Roman Opalka: the artist who tried to paint the infinite
Roman Opalka (1931-2011) was a Polish conceptual artist, born in France, who spent his artistic career painting numbers, a functional activity for the graphic representation of the passing of time. He started at number 1, in 1965, and spent all the days of his life drawing the following numbers, reaching the number 5,607,249 on August 5, 2011, the eve of his death.
For his first canvas, or “detail” as he called it, Roman decided on a black background of 195 x 135 centimeters, with the height corresponding to his physical height and the width he borrowed from the door of his Warsaw studio. He started from the upper left corner, drawing the 1 on it, and continued to paint neat rows of small consecutive numbers from one side of the canvas to the other. When he reached the lower right corner he drew 35.327, but that was only the beginning of his journey to infinity.
All the paintings are called 1965/1 – ∞ .
Over the next 46 years, having spent painting sequences of numbers, Roman completed a total of 222 canvases, or details, and said he hoped to reach 7,777,777, a number with “a profound, philosophical and religious meaning”. However, death stopped him first, short of 6,000,000. The last number he painted was 5,607,249, although it’s tough to tell without checking up close, because it was painted with white paint on a white canvas.
In 1972, Roman Opalka made the decision to make each canvas 1% whiter than the previous one, so that at some point he could paint white on white, a finish he called “blanc merité” (deserved white).
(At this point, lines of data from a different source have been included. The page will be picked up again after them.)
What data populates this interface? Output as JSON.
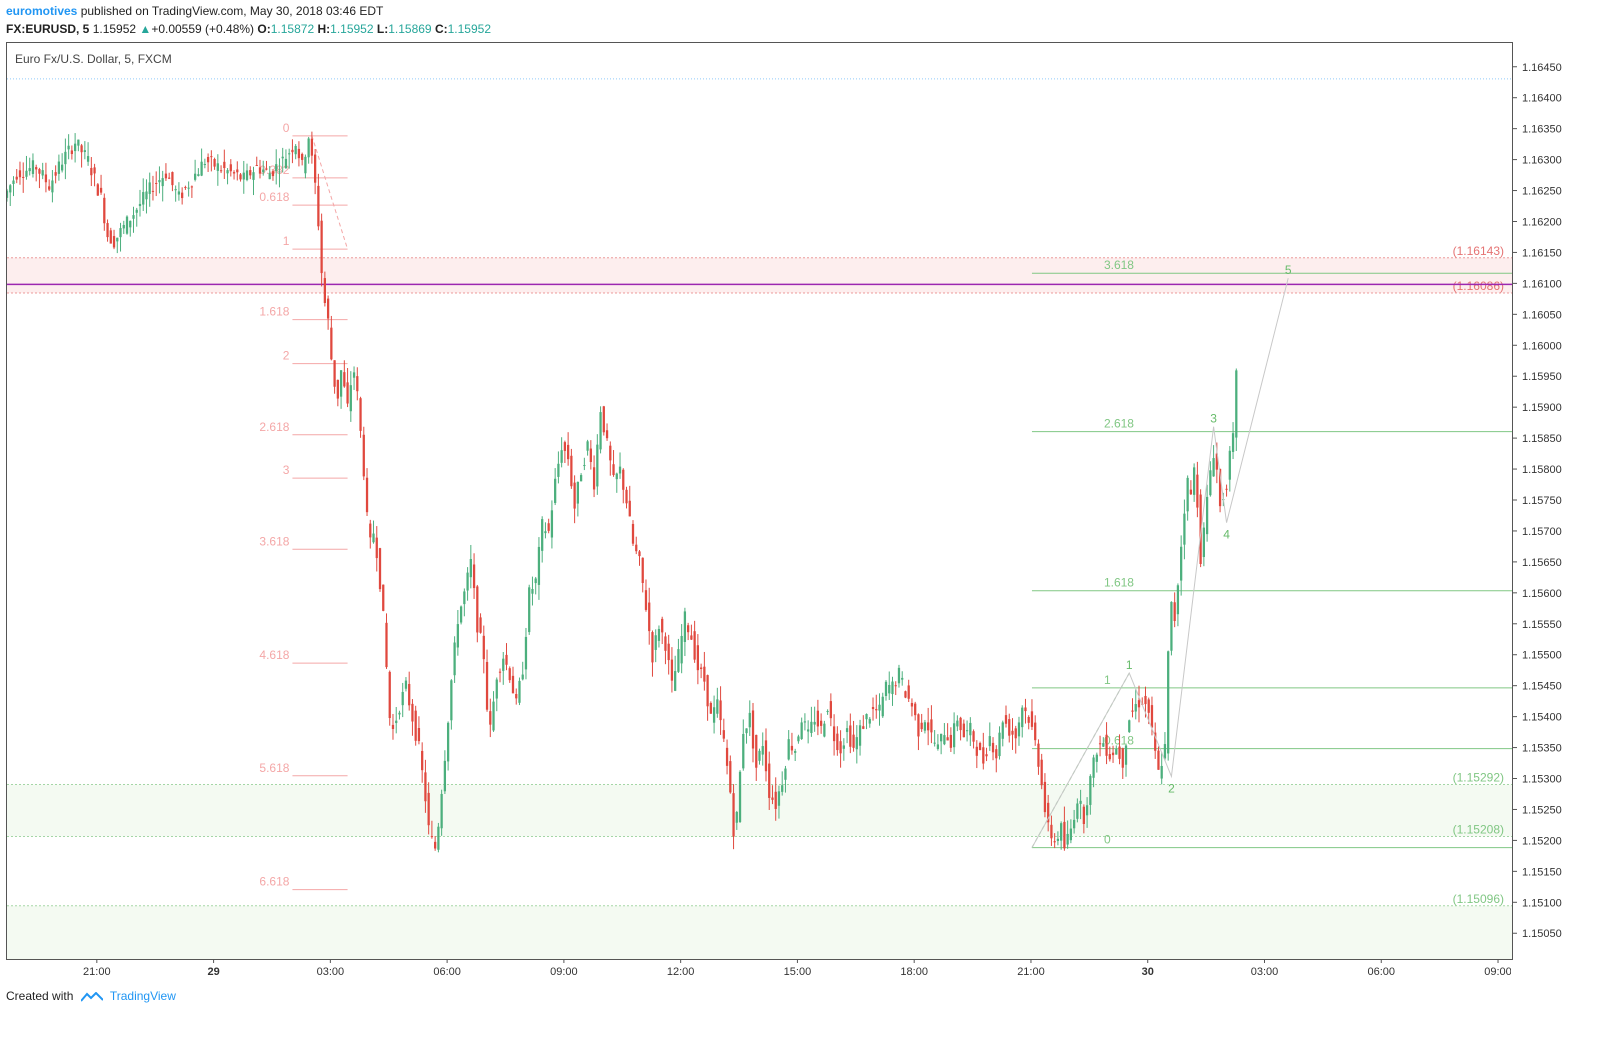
{
  "header": {
    "author": "euromotives",
    "published": " published on TradingView.com, May 30, 2018 03:46 EDT",
    "symbol": "FX:EURUSD, 5",
    "last": "1.15952",
    "change": "+0.00559 (+0.48%)",
    "o_label": "O:",
    "o_value": "1.15872",
    "h_label": "H:",
    "h_value": "1.15952",
    "l_label": "L:",
    "l_value": "1.15869",
    "c_label": "C:",
    "c_value": "1.15952"
  },
  "footer": {
    "created_with": "Created with",
    "brand": "TradingView"
  },
  "chart_data": {
    "type": "candlestick",
    "title": "Euro Fx/U.S. Dollar, 5, FXCM",
    "ylim": [
      1.1501,
      1.1649
    ],
    "y_ticks": [
      "1.16450",
      "1.16400",
      "1.16350",
      "1.16300",
      "1.16250",
      "1.16200",
      "1.16150",
      "1.16100",
      "1.16050",
      "1.16000",
      "1.15950",
      "1.15900",
      "1.15850",
      "1.15800",
      "1.15750",
      "1.15700",
      "1.15650",
      "1.15600",
      "1.15550",
      "1.15500",
      "1.15450",
      "1.15400",
      "1.15350",
      "1.15300",
      "1.15250",
      "1.15200",
      "1.15150",
      "1.15100",
      "1.15050"
    ],
    "x_ticks": [
      {
        "label": "21:00",
        "bold": false,
        "t": 0
      },
      {
        "label": "29",
        "bold": true,
        "t": 36
      },
      {
        "label": "03:00",
        "bold": false,
        "t": 72
      },
      {
        "label": "06:00",
        "bold": false,
        "t": 108
      },
      {
        "label": "09:00",
        "bold": false,
        "t": 144
      },
      {
        "label": "12:00",
        "bold": false,
        "t": 180
      },
      {
        "label": "15:00",
        "bold": false,
        "t": 216
      },
      {
        "label": "18:00",
        "bold": false,
        "t": 252
      },
      {
        "label": "21:00",
        "bold": false,
        "t": 288
      },
      {
        "label": "30",
        "bold": true,
        "t": 324
      },
      {
        "label": "03:00",
        "bold": false,
        "t": 360
      },
      {
        "label": "06:00",
        "bold": false,
        "t": 396
      },
      {
        "label": "09:00",
        "bold": false,
        "t": 432
      }
    ],
    "x_range": [
      -28,
      436
    ],
    "price_path": [
      [
        -28,
        1.1624
      ],
      [
        -24,
        1.1628
      ],
      [
        -18,
        1.1629
      ],
      [
        -14,
        1.1626
      ],
      [
        -10,
        1.163
      ],
      [
        -6,
        1.1633
      ],
      [
        -2,
        1.163
      ],
      [
        2,
        1.1624
      ],
      [
        4,
        1.1618
      ],
      [
        6,
        1.1617
      ],
      [
        10,
        1.162
      ],
      [
        14,
        1.1623
      ],
      [
        18,
        1.1626
      ],
      [
        22,
        1.1628
      ],
      [
        26,
        1.1624
      ],
      [
        30,
        1.1627
      ],
      [
        34,
        1.163
      ],
      [
        38,
        1.1629
      ],
      [
        42,
        1.1628
      ],
      [
        46,
        1.1627
      ],
      [
        50,
        1.1629
      ],
      [
        54,
        1.1628
      ],
      [
        58,
        1.163
      ],
      [
        62,
        1.1633
      ],
      [
        64,
        1.1629
      ],
      [
        66,
        1.1634
      ],
      [
        68,
        1.1626
      ],
      [
        69,
        1.162
      ],
      [
        70,
        1.1612
      ],
      [
        71,
        1.1607
      ],
      [
        72,
        1.1604
      ],
      [
        73,
        1.1598
      ],
      [
        74,
        1.1594
      ],
      [
        75,
        1.1592
      ],
      [
        76,
        1.1596
      ],
      [
        77,
        1.1593
      ],
      [
        78,
        1.159
      ],
      [
        79,
        1.1594
      ],
      [
        80,
        1.1596
      ],
      [
        81,
        1.1592
      ],
      [
        82,
        1.1586
      ],
      [
        83,
        1.158
      ],
      [
        84,
        1.1572
      ],
      [
        85,
        1.1568
      ],
      [
        86,
        1.157
      ],
      [
        87,
        1.1567
      ],
      [
        88,
        1.1562
      ],
      [
        89,
        1.1556
      ],
      [
        90,
        1.1548
      ],
      [
        91,
        1.154
      ],
      [
        92,
        1.1538
      ],
      [
        94,
        1.1542
      ],
      [
        96,
        1.1545
      ],
      [
        98,
        1.154
      ],
      [
        100,
        1.1535
      ],
      [
        102,
        1.1527
      ],
      [
        103,
        1.1522
      ],
      [
        104,
        1.152
      ],
      [
        105,
        1.1519
      ],
      [
        106,
        1.1523
      ],
      [
        108,
        1.1534
      ],
      [
        110,
        1.1546
      ],
      [
        112,
        1.1556
      ],
      [
        114,
        1.156
      ],
      [
        116,
        1.1565
      ],
      [
        118,
        1.1555
      ],
      [
        120,
        1.155
      ],
      [
        121,
        1.1542
      ],
      [
        122,
        1.1538
      ],
      [
        124,
        1.1547
      ],
      [
        126,
        1.155
      ],
      [
        128,
        1.1547
      ],
      [
        130,
        1.1542
      ],
      [
        132,
        1.1548
      ],
      [
        134,
        1.156
      ],
      [
        136,
        1.1562
      ],
      [
        138,
        1.1571
      ],
      [
        140,
        1.157
      ],
      [
        142,
        1.1578
      ],
      [
        144,
        1.1584
      ],
      [
        146,
        1.1582
      ],
      [
        148,
        1.1574
      ],
      [
        150,
        1.158
      ],
      [
        152,
        1.1584
      ],
      [
        154,
        1.1578
      ],
      [
        156,
        1.159
      ],
      [
        158,
        1.1584
      ],
      [
        160,
        1.1578
      ],
      [
        162,
        1.158
      ],
      [
        164,
        1.1575
      ],
      [
        166,
        1.1568
      ],
      [
        168,
        1.1565
      ],
      [
        170,
        1.1558
      ],
      [
        172,
        1.155
      ],
      [
        174,
        1.1555
      ],
      [
        176,
        1.1552
      ],
      [
        178,
        1.1545
      ],
      [
        180,
        1.155
      ],
      [
        182,
        1.1556
      ],
      [
        184,
        1.1553
      ],
      [
        186,
        1.1548
      ],
      [
        188,
        1.1546
      ],
      [
        190,
        1.154
      ],
      [
        192,
        1.1542
      ],
      [
        194,
        1.1536
      ],
      [
        196,
        1.1528
      ],
      [
        197,
        1.1522
      ],
      [
        198,
        1.1524
      ],
      [
        200,
        1.1538
      ],
      [
        202,
        1.154
      ],
      [
        204,
        1.1532
      ],
      [
        206,
        1.1536
      ],
      [
        208,
        1.1528
      ],
      [
        210,
        1.1526
      ],
      [
        212,
        1.153
      ],
      [
        214,
        1.1536
      ],
      [
        216,
        1.1535
      ],
      [
        218,
        1.154
      ],
      [
        220,
        1.1537
      ],
      [
        222,
        1.154
      ],
      [
        224,
        1.1538
      ],
      [
        226,
        1.1542
      ],
      [
        228,
        1.1537
      ],
      [
        230,
        1.1535
      ],
      [
        232,
        1.1538
      ],
      [
        234,
        1.1535
      ],
      [
        236,
        1.1538
      ],
      [
        238,
        1.154
      ],
      [
        240,
        1.1541
      ],
      [
        242,
        1.1541
      ],
      [
        244,
        1.1545
      ],
      [
        246,
        1.1545
      ],
      [
        248,
        1.1547
      ],
      [
        250,
        1.1544
      ],
      [
        252,
        1.1542
      ],
      [
        254,
        1.1538
      ],
      [
        256,
        1.154
      ],
      [
        258,
        1.1537
      ],
      [
        260,
        1.1535
      ],
      [
        262,
        1.1538
      ],
      [
        264,
        1.1536
      ],
      [
        266,
        1.154
      ],
      [
        268,
        1.1537
      ],
      [
        270,
        1.1538
      ],
      [
        272,
        1.1535
      ],
      [
        274,
        1.1533
      ],
      [
        276,
        1.1537
      ],
      [
        278,
        1.1534
      ],
      [
        280,
        1.154
      ],
      [
        282,
        1.1538
      ],
      [
        284,
        1.1537
      ],
      [
        286,
        1.1542
      ],
      [
        288,
        1.154
      ],
      [
        290,
        1.1536
      ],
      [
        292,
        1.153
      ],
      [
        293,
        1.1525
      ],
      [
        294,
        1.1522
      ],
      [
        296,
        1.152
      ],
      [
        298,
        1.1522
      ],
      [
        299,
        1.1519
      ],
      [
        301,
        1.1522
      ],
      [
        303,
        1.1527
      ],
      [
        305,
        1.1524
      ],
      [
        307,
        1.153
      ],
      [
        309,
        1.1535
      ],
      [
        311,
        1.1536
      ],
      [
        313,
        1.1534
      ],
      [
        315,
        1.1535
      ],
      [
        317,
        1.1533
      ],
      [
        319,
        1.154
      ],
      [
        321,
        1.1542
      ],
      [
        323,
        1.1543
      ],
      [
        325,
        1.1541
      ],
      [
        327,
        1.1534
      ],
      [
        328,
        1.1531
      ],
      [
        330,
        1.1535
      ],
      [
        331,
        1.155
      ],
      [
        332,
        1.1558
      ],
      [
        333,
        1.1556
      ],
      [
        334,
        1.1562
      ],
      [
        335,
        1.1568
      ],
      [
        336,
        1.1574
      ],
      [
        337,
        1.1578
      ],
      [
        338,
        1.1576
      ],
      [
        339,
        1.158
      ],
      [
        340,
        1.1575
      ],
      [
        341,
        1.1566
      ],
      [
        342,
        1.157
      ],
      [
        343,
        1.1575
      ],
      [
        344,
        1.158
      ],
      [
        345,
        1.1583
      ],
      [
        346,
        1.158
      ],
      [
        347,
        1.1574
      ],
      [
        348,
        1.1576
      ],
      [
        349,
        1.1578
      ],
      [
        350,
        1.1582
      ],
      [
        351,
        1.1585
      ],
      [
        352,
        1.1595
      ]
    ],
    "fib_left": {
      "color": "#f4a7a7",
      "levels": [
        {
          "label": "0",
          "price": 1.1634
        },
        {
          "label": "0.382",
          "price": 1.16272
        },
        {
          "label": "0.618",
          "price": 1.16228
        },
        {
          "label": "1",
          "price": 1.16157
        },
        {
          "label": "1.618",
          "price": 1.16043
        },
        {
          "label": "2",
          "price": 1.15972
        },
        {
          "label": "2.618",
          "price": 1.15857
        },
        {
          "label": "3",
          "price": 1.15787
        },
        {
          "label": "3.618",
          "price": 1.15672
        },
        {
          "label": "4.618",
          "price": 1.15488
        },
        {
          "label": "5.618",
          "price": 1.15306
        },
        {
          "label": "6.618",
          "price": 1.15122
        }
      ],
      "t_start": 60,
      "t_end": 77
    },
    "fib_right": {
      "color": "#81c784",
      "levels": [
        {
          "label": "3.618",
          "price": 1.16118
        },
        {
          "label": "2.618",
          "price": 1.15862
        },
        {
          "label": "1.618",
          "price": 1.15605
        },
        {
          "label": "1",
          "price": 1.15448
        },
        {
          "label": "0.618",
          "price": 1.1535
        },
        {
          "label": "0",
          "price": 1.1519
        }
      ],
      "t_start": 288,
      "t_end": 436
    },
    "zones": [
      {
        "top": 1.16143,
        "bottom": 1.16086,
        "color": "#fdeeee",
        "label_top": "(1.16143)",
        "label_bottom": "(1.16086)",
        "label_color": "#e57373"
      },
      {
        "top": 1.15292,
        "bottom": 1.15208,
        "color": "#f4faf2",
        "label_top": "(1.15292)",
        "label_bottom": "(1.15208)",
        "label_color": "#81c784"
      },
      {
        "top": 1.15096,
        "bottom": 1.1501,
        "color": "#f4faf2",
        "label_top": "(1.15096)",
        "label_bottom": "",
        "label_color": "#81c784"
      }
    ],
    "hline_purple": 1.161,
    "top_dotted": 1.16432,
    "waves": [
      {
        "label": "1",
        "t": 318,
        "price": 1.15472
      },
      {
        "label": "2",
        "t": 331,
        "price": 1.15305
      },
      {
        "label": "3",
        "t": 344,
        "price": 1.1587
      },
      {
        "label": "4",
        "t": 348,
        "price": 1.15715
      },
      {
        "label": "5",
        "t": 367,
        "price": 1.1611
      }
    ]
  }
}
Opalka achieved its goal in 2008, and therefore the numbers painted during the last 3 years are all white on white.
In a 1987 essay he described the impossible challenge of painting to infinity as a metaphor for human existence. “Time as we live it and as we create it embodies our progressive disappearance. We are at the same time alive and in the face of death — that is the mystery of all living beings”.
Opalka, who lived his artistic career between Paris, Warsaw and Venice, participated in several Biennials of Art in the lagoon city and was honored with numerous awards for his artistic activity. He died in 2011 during a vacation in Italy, near Rome.